457 reviews5 followers
June 8, 2025
"...I am of opinion that occasionally an anti-climax can be surprisingly effective."

This one-act play about the retirement of an embittered classics teacher is spare and icy, with Rattigan accomplishing the always-challenging task of turning a deliberately stoic, unemotional character into a figure deserving of pathos. The claustrophobic setting of this drama, and the limited actions that its protagonist is capable of taking, make for an understated narrative about personal decline and lost potential, but also transforms the Crock's request to make a farewell speech into a final gesture of defiance against the dying of the light. And while the Crock's status as a classics teacher is largely peripheral to the plot, I was intrigued by how the play's recurring references to Agamemnon serve to contrast its protagonist against a much more awe-inspiring man undone by an adulterous wife, with this play perhaps serving as "a very free translation" (in the Crock's words) of Aeschylus' narrative.

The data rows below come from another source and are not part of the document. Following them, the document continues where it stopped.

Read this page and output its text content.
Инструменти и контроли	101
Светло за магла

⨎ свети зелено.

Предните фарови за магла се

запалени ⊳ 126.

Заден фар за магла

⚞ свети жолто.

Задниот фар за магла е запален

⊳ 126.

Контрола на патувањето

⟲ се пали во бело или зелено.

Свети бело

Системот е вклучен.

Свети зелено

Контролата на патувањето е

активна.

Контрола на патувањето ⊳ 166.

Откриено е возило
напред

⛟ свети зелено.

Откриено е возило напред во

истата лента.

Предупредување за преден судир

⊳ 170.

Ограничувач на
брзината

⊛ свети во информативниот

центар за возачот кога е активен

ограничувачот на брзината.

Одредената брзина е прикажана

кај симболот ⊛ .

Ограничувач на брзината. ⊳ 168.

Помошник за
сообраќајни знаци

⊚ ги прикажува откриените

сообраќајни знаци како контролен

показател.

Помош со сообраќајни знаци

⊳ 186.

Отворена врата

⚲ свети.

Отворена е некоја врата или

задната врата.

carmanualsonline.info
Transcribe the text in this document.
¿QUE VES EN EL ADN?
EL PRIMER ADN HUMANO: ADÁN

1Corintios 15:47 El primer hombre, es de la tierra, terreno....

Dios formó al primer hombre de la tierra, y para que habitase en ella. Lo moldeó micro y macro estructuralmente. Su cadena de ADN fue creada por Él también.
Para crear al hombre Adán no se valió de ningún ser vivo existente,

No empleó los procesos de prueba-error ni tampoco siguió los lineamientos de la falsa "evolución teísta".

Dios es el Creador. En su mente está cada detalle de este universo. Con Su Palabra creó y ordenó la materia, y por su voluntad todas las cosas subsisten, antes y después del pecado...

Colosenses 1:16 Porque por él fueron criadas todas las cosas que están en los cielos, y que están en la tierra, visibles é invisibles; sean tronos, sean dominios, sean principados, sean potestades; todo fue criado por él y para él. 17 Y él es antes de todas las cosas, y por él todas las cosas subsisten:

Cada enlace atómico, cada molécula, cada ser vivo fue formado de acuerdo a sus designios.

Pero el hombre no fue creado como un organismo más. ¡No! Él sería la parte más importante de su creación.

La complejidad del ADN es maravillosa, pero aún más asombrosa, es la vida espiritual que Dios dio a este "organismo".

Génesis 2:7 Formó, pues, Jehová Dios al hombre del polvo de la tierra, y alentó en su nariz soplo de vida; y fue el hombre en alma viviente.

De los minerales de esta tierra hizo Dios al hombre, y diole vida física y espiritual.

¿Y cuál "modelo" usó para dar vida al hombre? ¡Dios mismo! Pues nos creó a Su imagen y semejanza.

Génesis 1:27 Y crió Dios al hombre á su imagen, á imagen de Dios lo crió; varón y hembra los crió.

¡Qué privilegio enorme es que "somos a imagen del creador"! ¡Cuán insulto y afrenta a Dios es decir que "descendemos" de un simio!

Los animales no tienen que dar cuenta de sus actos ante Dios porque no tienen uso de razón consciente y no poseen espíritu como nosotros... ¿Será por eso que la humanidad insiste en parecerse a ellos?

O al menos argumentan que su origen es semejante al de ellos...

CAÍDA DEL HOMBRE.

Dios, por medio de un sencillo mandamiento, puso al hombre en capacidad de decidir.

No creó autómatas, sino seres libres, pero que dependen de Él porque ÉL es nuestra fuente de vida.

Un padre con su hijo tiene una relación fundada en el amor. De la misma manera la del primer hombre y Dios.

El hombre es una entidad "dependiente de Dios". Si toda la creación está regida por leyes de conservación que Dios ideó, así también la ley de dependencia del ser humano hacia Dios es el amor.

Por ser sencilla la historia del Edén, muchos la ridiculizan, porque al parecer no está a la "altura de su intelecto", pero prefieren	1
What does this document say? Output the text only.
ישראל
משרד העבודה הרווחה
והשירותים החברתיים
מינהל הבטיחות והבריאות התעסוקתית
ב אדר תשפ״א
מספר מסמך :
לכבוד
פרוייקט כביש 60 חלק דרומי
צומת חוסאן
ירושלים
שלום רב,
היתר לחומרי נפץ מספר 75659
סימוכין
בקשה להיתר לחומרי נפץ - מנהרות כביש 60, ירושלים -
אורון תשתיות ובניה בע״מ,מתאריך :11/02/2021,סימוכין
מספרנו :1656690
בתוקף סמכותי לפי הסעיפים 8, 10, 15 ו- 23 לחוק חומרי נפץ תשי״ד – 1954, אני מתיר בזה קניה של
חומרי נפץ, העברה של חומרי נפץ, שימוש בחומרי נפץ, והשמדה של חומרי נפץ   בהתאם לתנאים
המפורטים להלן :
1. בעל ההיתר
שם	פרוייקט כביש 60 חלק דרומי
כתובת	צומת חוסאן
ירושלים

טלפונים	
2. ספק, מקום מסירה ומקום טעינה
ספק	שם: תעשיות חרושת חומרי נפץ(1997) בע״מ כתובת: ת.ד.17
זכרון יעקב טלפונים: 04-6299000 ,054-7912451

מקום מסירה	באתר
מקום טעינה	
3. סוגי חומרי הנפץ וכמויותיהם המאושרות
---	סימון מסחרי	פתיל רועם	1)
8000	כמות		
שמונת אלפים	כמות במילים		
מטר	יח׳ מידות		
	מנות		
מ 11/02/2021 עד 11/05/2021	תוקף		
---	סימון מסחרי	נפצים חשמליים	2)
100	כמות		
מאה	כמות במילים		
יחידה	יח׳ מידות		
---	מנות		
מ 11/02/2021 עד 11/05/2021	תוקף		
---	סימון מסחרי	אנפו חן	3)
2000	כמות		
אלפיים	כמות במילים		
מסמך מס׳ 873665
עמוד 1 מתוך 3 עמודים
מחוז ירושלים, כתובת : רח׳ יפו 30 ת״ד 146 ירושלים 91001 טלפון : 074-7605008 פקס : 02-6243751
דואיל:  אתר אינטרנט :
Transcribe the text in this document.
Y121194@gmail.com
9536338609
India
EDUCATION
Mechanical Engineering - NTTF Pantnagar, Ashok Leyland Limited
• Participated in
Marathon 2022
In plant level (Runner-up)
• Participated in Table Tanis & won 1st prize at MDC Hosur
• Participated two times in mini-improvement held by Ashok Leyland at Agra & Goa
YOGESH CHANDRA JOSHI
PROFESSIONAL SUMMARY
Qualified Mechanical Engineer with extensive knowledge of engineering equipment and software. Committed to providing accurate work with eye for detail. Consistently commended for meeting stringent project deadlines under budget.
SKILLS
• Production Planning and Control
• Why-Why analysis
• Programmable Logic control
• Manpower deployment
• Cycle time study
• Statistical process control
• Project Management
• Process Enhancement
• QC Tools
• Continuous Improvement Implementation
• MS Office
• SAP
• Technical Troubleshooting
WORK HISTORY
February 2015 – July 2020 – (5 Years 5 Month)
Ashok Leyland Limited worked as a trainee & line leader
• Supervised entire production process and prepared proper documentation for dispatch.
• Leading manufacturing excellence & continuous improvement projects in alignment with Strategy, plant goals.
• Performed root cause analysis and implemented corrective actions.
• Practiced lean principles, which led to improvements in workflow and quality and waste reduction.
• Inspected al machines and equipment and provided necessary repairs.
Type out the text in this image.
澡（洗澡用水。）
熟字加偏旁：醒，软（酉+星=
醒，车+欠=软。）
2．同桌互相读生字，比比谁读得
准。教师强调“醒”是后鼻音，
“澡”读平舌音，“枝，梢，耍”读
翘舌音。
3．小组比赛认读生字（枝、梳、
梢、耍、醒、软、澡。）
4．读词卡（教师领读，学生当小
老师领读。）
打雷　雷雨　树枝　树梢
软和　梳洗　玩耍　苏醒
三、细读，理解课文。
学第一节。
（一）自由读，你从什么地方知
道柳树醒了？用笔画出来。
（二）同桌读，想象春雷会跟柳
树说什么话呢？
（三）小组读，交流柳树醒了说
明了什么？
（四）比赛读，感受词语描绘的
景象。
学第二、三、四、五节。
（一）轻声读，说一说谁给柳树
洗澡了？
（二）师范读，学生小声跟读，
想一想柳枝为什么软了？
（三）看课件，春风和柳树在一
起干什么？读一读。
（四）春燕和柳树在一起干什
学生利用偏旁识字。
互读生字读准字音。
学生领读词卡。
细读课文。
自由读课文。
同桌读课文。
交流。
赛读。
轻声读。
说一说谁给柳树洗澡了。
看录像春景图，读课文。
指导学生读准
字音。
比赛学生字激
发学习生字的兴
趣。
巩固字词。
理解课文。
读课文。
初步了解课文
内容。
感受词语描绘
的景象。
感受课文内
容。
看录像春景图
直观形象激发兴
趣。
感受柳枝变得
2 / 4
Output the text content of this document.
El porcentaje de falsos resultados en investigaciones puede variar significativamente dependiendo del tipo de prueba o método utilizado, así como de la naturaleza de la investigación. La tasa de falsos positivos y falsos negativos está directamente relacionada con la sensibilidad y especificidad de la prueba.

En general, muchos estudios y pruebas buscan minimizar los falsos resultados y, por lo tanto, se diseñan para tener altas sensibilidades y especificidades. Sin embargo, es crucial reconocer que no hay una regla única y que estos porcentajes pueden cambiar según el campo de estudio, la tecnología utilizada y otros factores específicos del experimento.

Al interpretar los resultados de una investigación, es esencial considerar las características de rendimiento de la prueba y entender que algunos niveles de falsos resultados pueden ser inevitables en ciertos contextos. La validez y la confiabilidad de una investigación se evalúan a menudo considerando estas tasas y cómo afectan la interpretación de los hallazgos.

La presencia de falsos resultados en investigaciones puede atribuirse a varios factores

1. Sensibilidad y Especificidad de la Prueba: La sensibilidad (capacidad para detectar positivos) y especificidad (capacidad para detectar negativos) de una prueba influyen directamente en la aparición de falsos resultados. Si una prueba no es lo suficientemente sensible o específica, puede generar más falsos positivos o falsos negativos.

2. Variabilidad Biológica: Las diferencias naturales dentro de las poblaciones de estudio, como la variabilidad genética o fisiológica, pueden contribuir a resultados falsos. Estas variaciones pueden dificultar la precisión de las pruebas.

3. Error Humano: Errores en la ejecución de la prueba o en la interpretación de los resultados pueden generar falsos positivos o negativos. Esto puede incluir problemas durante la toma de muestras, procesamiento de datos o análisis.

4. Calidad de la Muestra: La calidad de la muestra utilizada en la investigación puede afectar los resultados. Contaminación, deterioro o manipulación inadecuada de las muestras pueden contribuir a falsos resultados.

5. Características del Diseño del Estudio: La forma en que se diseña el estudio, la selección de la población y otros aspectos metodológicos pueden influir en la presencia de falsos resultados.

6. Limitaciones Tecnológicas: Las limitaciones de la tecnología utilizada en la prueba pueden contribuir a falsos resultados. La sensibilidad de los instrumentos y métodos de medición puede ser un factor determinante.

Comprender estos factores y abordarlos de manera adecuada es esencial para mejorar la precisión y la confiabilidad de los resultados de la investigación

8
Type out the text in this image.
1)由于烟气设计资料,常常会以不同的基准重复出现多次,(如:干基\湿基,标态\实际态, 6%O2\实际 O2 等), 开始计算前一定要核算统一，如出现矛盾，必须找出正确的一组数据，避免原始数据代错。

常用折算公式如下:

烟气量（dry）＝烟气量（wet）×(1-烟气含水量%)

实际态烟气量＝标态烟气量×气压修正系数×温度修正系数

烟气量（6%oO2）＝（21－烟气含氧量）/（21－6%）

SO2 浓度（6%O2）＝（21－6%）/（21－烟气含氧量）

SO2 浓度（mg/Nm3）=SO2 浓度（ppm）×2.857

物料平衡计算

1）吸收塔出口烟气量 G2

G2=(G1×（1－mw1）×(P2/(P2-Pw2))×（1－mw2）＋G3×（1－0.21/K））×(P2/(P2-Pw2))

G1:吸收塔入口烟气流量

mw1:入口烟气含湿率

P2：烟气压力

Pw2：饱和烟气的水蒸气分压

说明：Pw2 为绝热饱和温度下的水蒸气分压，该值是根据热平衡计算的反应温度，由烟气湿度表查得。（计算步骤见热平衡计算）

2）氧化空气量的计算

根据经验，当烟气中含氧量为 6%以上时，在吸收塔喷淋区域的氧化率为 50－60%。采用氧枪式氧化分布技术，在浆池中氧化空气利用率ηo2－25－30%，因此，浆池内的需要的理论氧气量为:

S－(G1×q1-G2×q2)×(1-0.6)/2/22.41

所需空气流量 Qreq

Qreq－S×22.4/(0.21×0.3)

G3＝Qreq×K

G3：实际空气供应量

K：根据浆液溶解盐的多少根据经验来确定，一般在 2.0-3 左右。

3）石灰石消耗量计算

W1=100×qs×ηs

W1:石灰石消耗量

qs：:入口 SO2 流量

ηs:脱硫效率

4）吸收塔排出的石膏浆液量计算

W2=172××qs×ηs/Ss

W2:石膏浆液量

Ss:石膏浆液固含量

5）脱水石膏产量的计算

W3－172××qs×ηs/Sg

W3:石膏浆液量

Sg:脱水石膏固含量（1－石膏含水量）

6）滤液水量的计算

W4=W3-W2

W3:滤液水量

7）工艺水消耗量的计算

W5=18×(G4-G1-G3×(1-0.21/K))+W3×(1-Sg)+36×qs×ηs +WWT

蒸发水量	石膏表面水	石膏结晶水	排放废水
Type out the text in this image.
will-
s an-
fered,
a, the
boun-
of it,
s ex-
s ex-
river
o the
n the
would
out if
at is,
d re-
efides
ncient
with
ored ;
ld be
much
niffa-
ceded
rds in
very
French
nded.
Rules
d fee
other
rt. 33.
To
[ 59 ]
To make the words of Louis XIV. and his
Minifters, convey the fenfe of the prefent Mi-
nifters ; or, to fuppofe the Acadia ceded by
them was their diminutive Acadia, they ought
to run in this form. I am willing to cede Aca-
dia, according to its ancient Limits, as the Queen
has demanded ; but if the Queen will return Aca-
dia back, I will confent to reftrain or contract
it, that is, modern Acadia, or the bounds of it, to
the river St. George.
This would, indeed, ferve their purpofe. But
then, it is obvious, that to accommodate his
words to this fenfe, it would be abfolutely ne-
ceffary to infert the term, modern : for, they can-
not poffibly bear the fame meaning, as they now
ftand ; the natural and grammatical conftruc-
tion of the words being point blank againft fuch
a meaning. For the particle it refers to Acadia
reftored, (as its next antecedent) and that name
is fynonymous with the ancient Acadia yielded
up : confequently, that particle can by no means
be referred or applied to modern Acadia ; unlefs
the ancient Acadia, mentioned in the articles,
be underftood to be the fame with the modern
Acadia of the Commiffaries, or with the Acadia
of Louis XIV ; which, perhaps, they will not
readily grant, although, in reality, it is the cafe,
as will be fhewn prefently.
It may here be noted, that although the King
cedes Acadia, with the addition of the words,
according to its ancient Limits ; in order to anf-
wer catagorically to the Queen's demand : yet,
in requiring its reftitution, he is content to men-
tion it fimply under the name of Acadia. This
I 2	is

Profile Image for Caitlin Heston.
45 reviews1 follower
April 12, 2022
“Occasionally an anti-climax can be surprisingly effective” is now one of my favorite lines of all time.

So much goodness in this little one-act play. I was unfamiliar with Terence Rattigan before, and I’m so happy I picked this play of his up. I definitely think I will be reading more of his work in the future.
3 reviews
January 4, 2026
1. A husband who knows his wife has affairs because she tells him
2. Someone who reads Robert Browning
3. A character moving out to another city
4. A character who doesn’t get their pension
5. A character who’s a living corpse
6. A character gifting a novel/translation to another character
7. A character who goes to pick up drugs from a pharmacist
This entire review has been hidden because of spoilers.
Profile Image for J.
1,395 reviews235 followers
September 18, 2019
I had some idea this had something to do with spies for some reason. Completely wrong and delightfully so. A wonderful story about a school teacher who is a bit harsh and his students and his cheating wife and how a tiny act of kindness can make a huge difference. Really pleasant play.